After all the laws-of-physics-are-changing hype it must have been anticlimactic for a lot of people to realize what Nicira is doing (although I’ve been telling you that for months). Not surprisingly, there were the usual complaints and twitterbursts:
- It’s just an overlay solution;
- It’s yet another tunneling protocol;
- It doesn’t have end-to-end QoS;
- It’s a simple solution using too-complex technology;
- Why are they playing at the edge instead of solving the whole problem?
All of these complaints have merits ... and I’ve heard them at least three or four times:
- When we started encapsulating SNA in TCP/IP using RSRB and later DLSw;
- When we started replacing voice switches with VoIP and transporting voice over IP networks;
- When we replaced Frame Relay and ATM switches with MPLS/VPN.

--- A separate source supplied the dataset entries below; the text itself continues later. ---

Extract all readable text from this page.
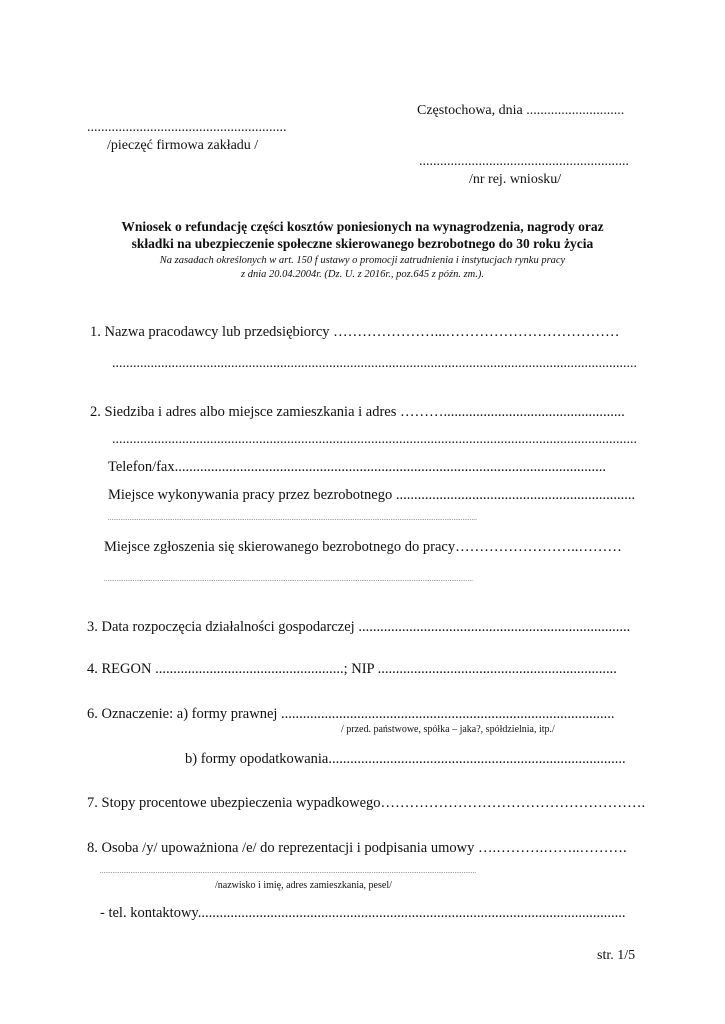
Częstochowa, dnia ............................
.........................................................
/pieczęć firmowa zakładu /
............................................................
/nr rej. wniosku/
Wniosek o refundację części kosztów poniesionych na wynagrodzenia, nagrody oraz
składki na ubezpieczenie społeczne skierowanego bezrobotnego do 30 roku życia
Na zasadach określonych w art. 150 f ustawy o promocji zatrudnienia i instytucjach rynku pracy
z dnia 20.04.2004r. (Dz. U. z 2016r., poz.645 z późn. zm.).
1. Nazwa pracodawcy lub przedsiębiorcy …………………...………………………………
......................................................................................................................................................
2. Siedziba i adres albo miejsce zamieszkania i adres ………..................................................
......................................................................................................................................................
Telefon/fax.......................................................................................................................
Miejsce wykonywania pracy przez bezrobotnego ..................................................................
.............................................................................................................................................................................................................
Miejsce zgłoszenia się skierowanego bezrobotnego do pracy……………………..………
.............................................................................................................................................................................................................
3. Data rozpoczęcia działalności gospodarczej ...........................................................................
4. REGON ....................................................; NIP ..................................................................
6. Oznaczenie: a) formy prawnej ............................................................................................
/ przed. państwowe, spółka – jaka?, spółdzielnia, itp./
b) formy opodatkowania..................................................................................
7. Stopy procentowe ubezpieczenia wypadkowego……………………………………………….
8. Osoba /y/ upoważniona /e/ do reprezentacji i podpisania umowy ….……….……..……….
.................................................................................................................................................................................................................
/nazwisko i imię, adres zamieszkania, pesel/
- tel. kontaktowy......................................................................................................................
str. 1/5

Anyhow, we’ve proven time and again in the last 20+ years that the only way to scale a networking solution is to push the complexity to the edge and to decouple edge from the core (in case of virtual networks, decouple them from the physical ones).
Assuming one could design the whole protocol stack from scratch, one could do a proper job of eliminating all the redundancies. Given the fact that the only ubiquitous transport we have today is IP, and that you can’t expect the equipment vendors to invest into anything else but Ethernet+IP in the foreseeable future, the only logical conclusion is to use IP as the transport for your virtual networking data ... like any other application is doing these days. It obviously works well enough for Amazon.

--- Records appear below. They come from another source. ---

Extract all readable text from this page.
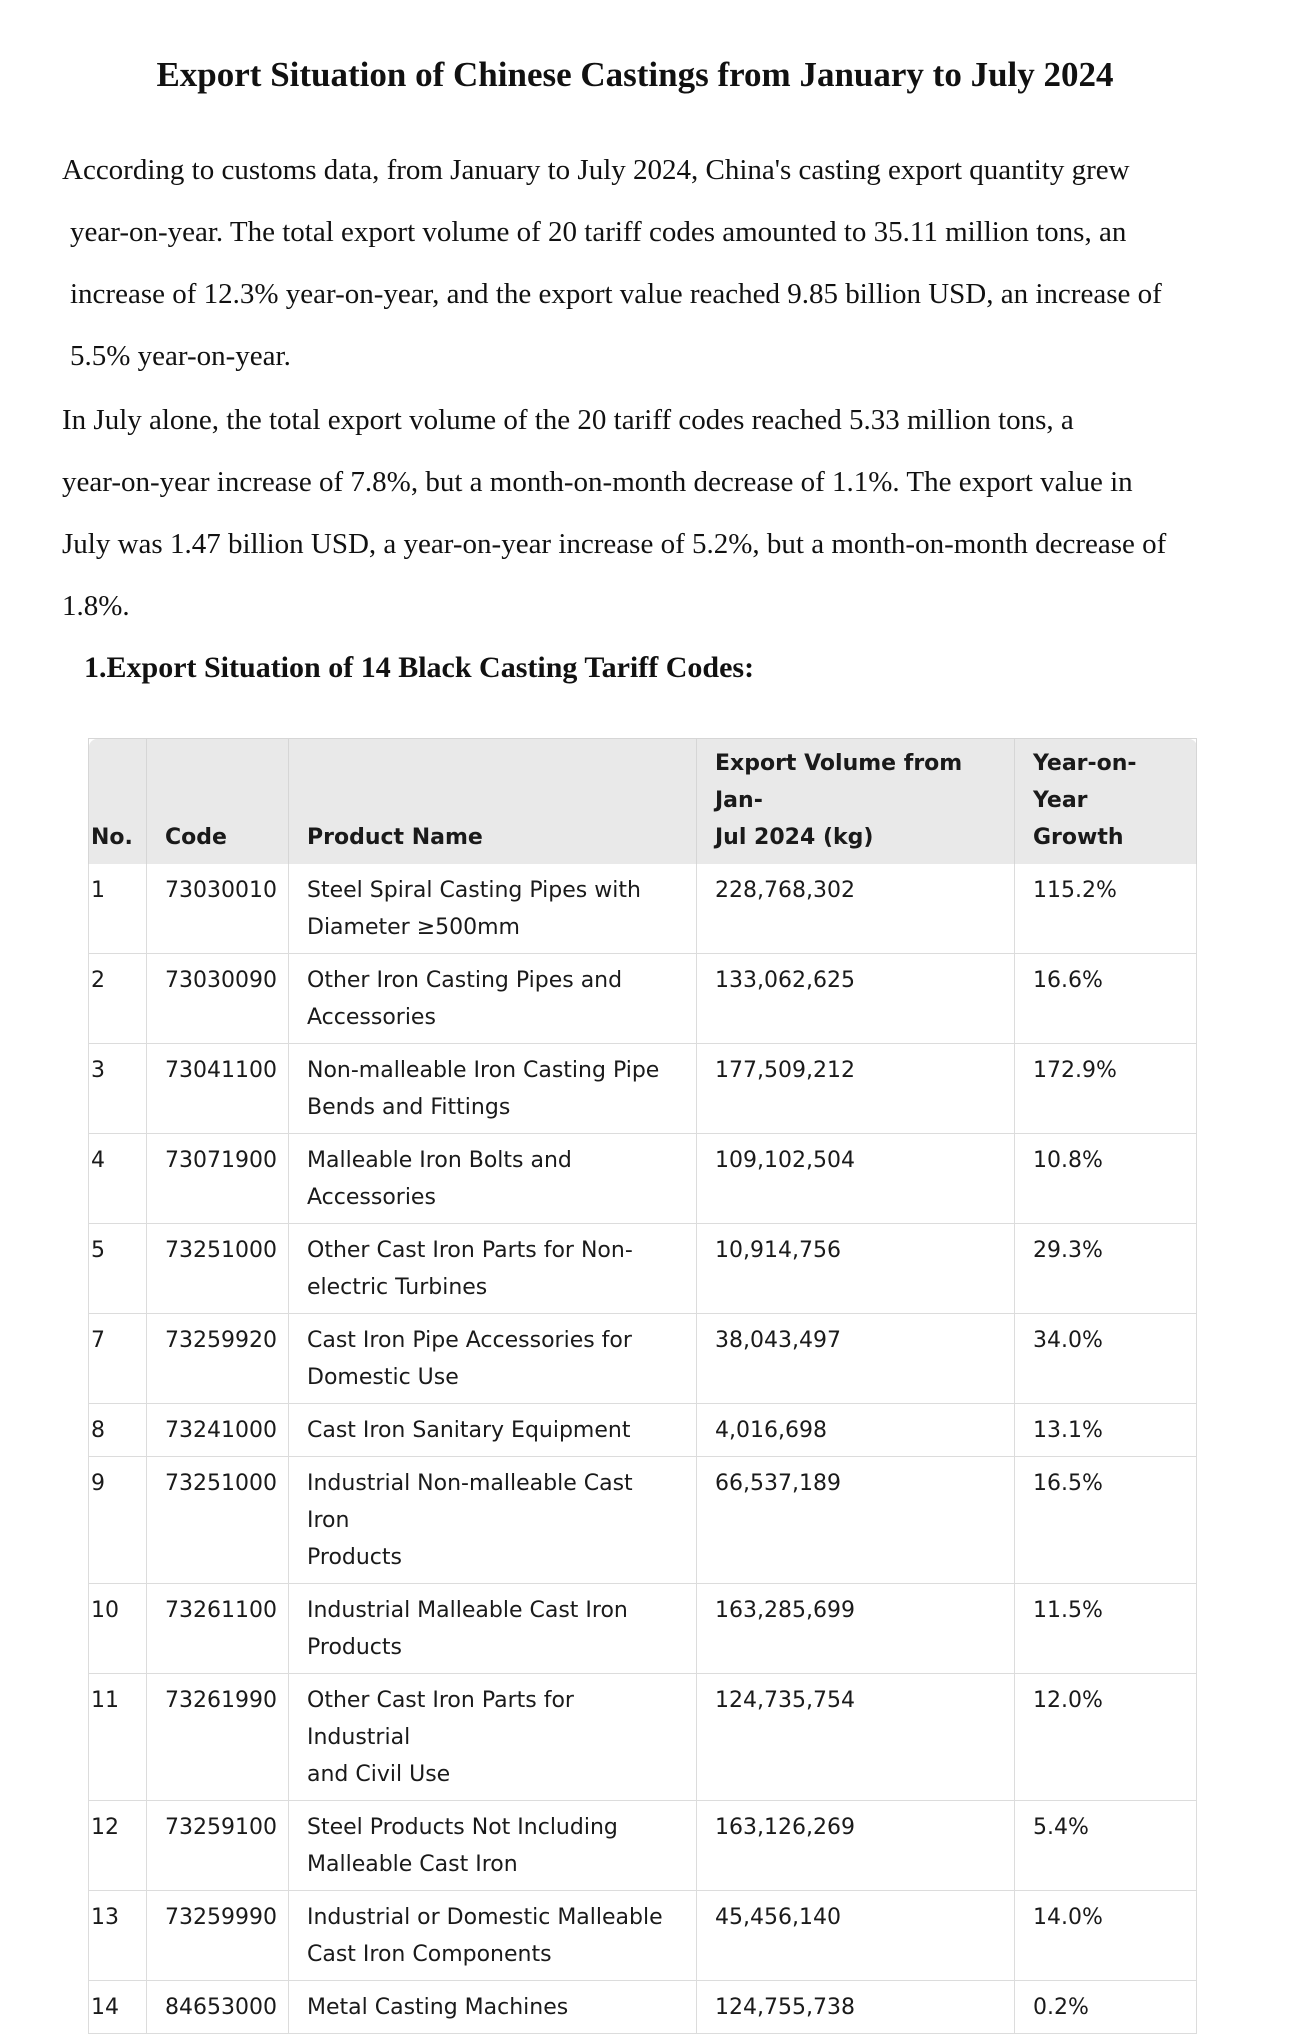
Export Situation of Chinese Castings from January to July 2024

According to customs data, from January to July 2024, China's casting export quantity grew
year-on-year. The total export volume of 20 tariff codes amounted to 35.11 million tons, an
increase of 12.3% year-on-year, and the export value reached 9.85 billion USD, an increase of
5.5% year-on-year.

In July alone, the total export volume of the 20 tariff codes reached 5.33 million tons, a
year-on-year increase of 7.8%, but a month-on-month decrease of 1.1%. The export value in
July was 1.47 billion USD, a year-on-year increase of 5.2%, but a month-on-month decrease of
1.8%.

1.Export Situation of 14 Black Casting Tariff Codes:
No.	Code	Product Name	Export Volume from Jan-
Jul 2024 (kg)	Year-on-Year
Growth
1	73030010	Steel Spiral Casting Pipes with
Diameter ≥500mm	228,768,302	115.2%
2	73030090	Other Iron Casting Pipes and
Accessories	133,062,625	16.6%
3	73041100	Non-malleable Iron Casting Pipe
Bends and Fittings	177,509,212	172.9%
4	73071900	Malleable Iron Bolts and
Accessories	109,102,504	10.8%
5	73251000	Other Cast Iron Parts for Non-
electric Turbines	10,914,756	29.3%
7	73259920	Cast Iron Pipe Accessories for
Domestic Use	38,043,497	34.0%
8	73241000	Cast Iron Sanitary Equipment	4,016,698	13.1%
9	73251000	Industrial Non-malleable Cast Iron
Products	66,537,189	16.5%
10	73261100	Industrial Malleable Cast Iron
Products	163,285,699	11.5%
11	73261990	Other Cast Iron Parts for Industrial
and Civil Use	124,735,754	12.0%
12	73259100	Steel Products Not Including
Malleable Cast Iron	163,126,269	5.4%
13	73259990	Industrial or Domestic Malleable
Cast Iron Components	45,456,140	14.0%
14	84653000	Metal Casting Machines	124,755,738	0.2%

You have to use transport over IP if you want the solution to scale ... or a completely revamped layer-2 forwarding paradigm, which is not impossible, merely impractical in a reasonable timeframe ... but of course OpenFlow will bring us there ;)
I’m not saying Nicira’s solution is the right one. I’m not saying GRE or VXLAN or NVGRE or something else is the right tunneling protocol. I’m not saying transporting Ethernet frames in IP tunnels is a good decision – I would prefer to have full IP routing in the hypervisors and transport IP datagrams, not L2 frames, between hypervisor hosts. I’m also not saying IP is the right transport protocol, it’s just the only scalable one we have today.
However, I’m positive that the only way to build scalable virtual networks is to:
- Split hypervisor host addressing (which is visible in the core) from VM addressing (which is only visible to hypervisors);
- Use simple routed core transport which allows the edge (hypervisor) addresses to be aggregated for scalability;
- Remove all VM-related state from the transport core;
- Use proper control plane that will minimize the impact of stupidities we have to deal with if we have to build L2 virtual networks.
But, as always, this is just my personal opinion, and I'm known to be biased toward things that work in reality not in PowerPoint.